The oil shocks of 1973-1980 taught the Fed (I hope) that it cannot tolerate a little inflation; all it will get is more, and once “more” moves from prices to wages it is hell on earth to squeeze out of the economy.
The Fed’s May 10 meeting is now a setup for the return of the true, up-and-down volatility common in the bond market before the artificial stability induced by the Fed during 2003-2006. This will be the first meeting in years at which the governors will have to exercise judgment, the mechanical reversal of emergency easing now a pleasant memory. A rookie Chairman accustomed to academic debate will have to decide on action and build a consensus.
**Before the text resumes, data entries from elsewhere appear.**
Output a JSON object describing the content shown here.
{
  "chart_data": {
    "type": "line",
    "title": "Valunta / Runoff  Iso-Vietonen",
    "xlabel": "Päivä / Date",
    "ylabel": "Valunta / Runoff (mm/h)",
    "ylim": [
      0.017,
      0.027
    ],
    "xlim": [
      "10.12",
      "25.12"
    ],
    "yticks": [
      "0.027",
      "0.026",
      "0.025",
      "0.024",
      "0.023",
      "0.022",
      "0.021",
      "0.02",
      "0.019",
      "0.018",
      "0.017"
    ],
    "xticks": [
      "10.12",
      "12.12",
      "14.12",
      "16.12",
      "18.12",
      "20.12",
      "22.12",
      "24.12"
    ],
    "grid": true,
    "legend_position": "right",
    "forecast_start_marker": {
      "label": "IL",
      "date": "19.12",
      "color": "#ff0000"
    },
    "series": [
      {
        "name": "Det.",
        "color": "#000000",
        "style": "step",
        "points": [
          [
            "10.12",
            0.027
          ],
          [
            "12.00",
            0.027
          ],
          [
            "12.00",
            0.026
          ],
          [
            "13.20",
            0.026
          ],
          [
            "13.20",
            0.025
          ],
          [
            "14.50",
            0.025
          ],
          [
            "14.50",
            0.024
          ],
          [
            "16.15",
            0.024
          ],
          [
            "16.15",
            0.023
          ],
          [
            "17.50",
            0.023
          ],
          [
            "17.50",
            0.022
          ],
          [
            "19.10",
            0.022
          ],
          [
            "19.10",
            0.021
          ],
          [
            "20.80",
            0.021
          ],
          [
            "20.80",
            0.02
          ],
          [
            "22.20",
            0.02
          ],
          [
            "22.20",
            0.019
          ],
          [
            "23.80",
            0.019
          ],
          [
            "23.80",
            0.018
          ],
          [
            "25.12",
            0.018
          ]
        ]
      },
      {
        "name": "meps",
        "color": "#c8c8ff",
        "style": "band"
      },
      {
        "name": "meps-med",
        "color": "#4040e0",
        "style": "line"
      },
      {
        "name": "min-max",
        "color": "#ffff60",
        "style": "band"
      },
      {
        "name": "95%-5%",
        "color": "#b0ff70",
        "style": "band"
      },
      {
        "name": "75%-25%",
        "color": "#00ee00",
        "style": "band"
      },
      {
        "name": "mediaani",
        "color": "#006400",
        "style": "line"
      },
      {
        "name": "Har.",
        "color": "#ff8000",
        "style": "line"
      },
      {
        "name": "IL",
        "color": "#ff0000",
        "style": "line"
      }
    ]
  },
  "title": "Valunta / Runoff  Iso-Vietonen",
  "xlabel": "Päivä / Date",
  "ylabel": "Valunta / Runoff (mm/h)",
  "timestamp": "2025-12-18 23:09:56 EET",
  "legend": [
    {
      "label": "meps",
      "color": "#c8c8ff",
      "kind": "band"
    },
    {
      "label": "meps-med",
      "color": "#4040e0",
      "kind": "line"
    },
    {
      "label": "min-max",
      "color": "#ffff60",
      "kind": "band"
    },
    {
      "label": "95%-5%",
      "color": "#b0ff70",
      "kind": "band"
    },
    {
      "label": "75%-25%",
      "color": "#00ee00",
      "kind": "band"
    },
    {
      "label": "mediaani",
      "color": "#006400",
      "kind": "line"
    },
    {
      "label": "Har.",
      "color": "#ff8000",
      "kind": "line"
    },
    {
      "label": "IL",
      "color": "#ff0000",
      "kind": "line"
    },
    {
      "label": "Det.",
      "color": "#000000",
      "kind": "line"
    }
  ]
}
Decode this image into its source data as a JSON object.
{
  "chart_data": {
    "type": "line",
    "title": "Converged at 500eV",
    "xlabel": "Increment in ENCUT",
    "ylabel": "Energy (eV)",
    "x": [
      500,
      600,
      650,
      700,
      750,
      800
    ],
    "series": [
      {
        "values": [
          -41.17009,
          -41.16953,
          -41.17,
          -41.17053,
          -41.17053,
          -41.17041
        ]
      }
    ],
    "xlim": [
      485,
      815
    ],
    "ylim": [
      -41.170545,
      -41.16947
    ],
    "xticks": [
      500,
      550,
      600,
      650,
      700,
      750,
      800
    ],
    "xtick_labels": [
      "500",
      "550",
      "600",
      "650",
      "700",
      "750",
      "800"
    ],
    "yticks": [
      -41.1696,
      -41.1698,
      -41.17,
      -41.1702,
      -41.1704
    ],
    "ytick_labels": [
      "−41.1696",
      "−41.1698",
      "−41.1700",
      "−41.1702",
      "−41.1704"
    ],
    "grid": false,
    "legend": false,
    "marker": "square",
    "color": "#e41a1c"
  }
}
Pause at 5 percent, waiting to be bailed out by a hoped-for slowdown? Wait almost two months until the next meeting to announce a pause, before or after 5.25 percent? Take out some pre-emptive insurance by sounding tough with a new inflation warning in the post-meeting lingo? This uncertainty is a prescription for some considerable back-and-forth in a bond market that has in the last 60 days gone from grudgingly conforming to the Fed’s overnight cost of money to leading it.
If the Fed guesses wrong on the easy side, bond yields will explode.